Post by starryfish on Mar 25, 2013 12:23:37 GMT -5
Okay, I have been tracking calories lately, but I have been gaining weight or staying the same.
Been eating around 1700-1800 calories a day (my BMR is 1650). BUT not all those calories have been "good" calories....there has been pizza and some eating out in there as well as sugar (sugar is my weakness).
So....I REALLY want to lose weight (I am about 15-20 lbs overweight according to BMI). So should I clean up my diet and eat clean? I can do it for the most part, but how do I handle the sugar cravings? I have done Paleo but cant maintain it due to my sugar problem lol
Are you sure that's the real amount of your intake? Are you measuring/weighing everything? Do you eat out a lot where the posted calorie content may not match the actual plated portion?
Post by mainewifey on Mar 25, 2013 14:10:52 GMT -5
I have a wicked sweet tooth and for sugar cravings I like to first try a piece of fruit, sometimes that does the trick.
If that's just not doing it, I usually have a few mini york peppermint patties or small dark chocolate pieces in the freezer and I'll eat one of those. It takes longer to eat because it's frozen and sometimes that little tiny bit is enough to calm the craving.

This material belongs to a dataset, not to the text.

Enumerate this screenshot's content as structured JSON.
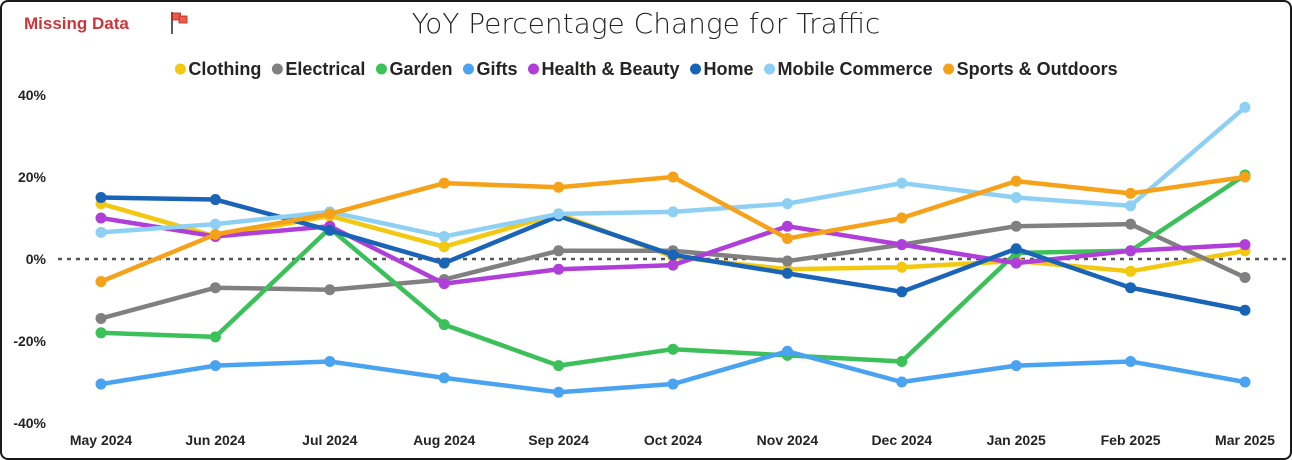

Are you sure that's the real amount of your intake? Are you measuring/weighing everything? Do you eat out a lot where the posted calorie content may not match the actual plated portion?
I'm guessing your BMR might be lower than you think if you are sure you are tracking accurately. BMR is the amount of calories you would burn to just exist, say if you were bed-ridden. You may be factoring in too much daily activity into this equation, especially if you have a desk job.
Have you tried not cutting out so many calories? Maybe add back 200 calories for a week and see what happens. Also, I assume you have recalculated your BMR for your current weight, right?
I do suggest cutting out the sweets. For me, there always comes a point where I have to make carbs/sweets a treat (not a daily treat) in order to lose. Allow a weekend treat so you don't completely deprive yourself and maybe that will help you not cave during the week. Also, I make the rule that the "treat" has to be good quality. I'll either make it from scratch or treat myself to good cheesecake or amazing chocolate. If I eat something subpar, I just want more to satisfy the "that was awesome!" craving so I cave and eat more junk.
Bmr doesn't factor in your activity level...it's just based on gender, height, weight.
did you get it professionally tested?
I agree with the PP that 1650 seems high. I had mine tested a lifetime ago when I tried to be a bodybuilder (lol) and it was in the low 1300s - and that was pretty good compared to other people's numbers (1100-1200). Lets say you have a BMR of 1400 (which is still super high) and have a desk job -- you may not burn more than 1800 cals a day. So I would either add exercise or subtract 100 cals at a time.
IMO, you want to find the highest number that makes you lose because that is going to make a maintenance a ton a easier (plus dieting is easier if you are not starving). So, if 1700-1800 is not working, try 1600-1700. It will be a slow process but the change will be permanent.
Sometimes your BMR can be totally off. My calculated BMR is 1450, but my actual one with a test was 2050! I know that is not the "norm" but some people can be off. I think a registered dietitian is a good place to start, that's where I got mine tested.
I hear you on the sugar. I've tried to completely ax it. It is so hard, I want it all the time, but I'm starting to get used to things without it. I would eat a little and that lead to more and more and more. Blah.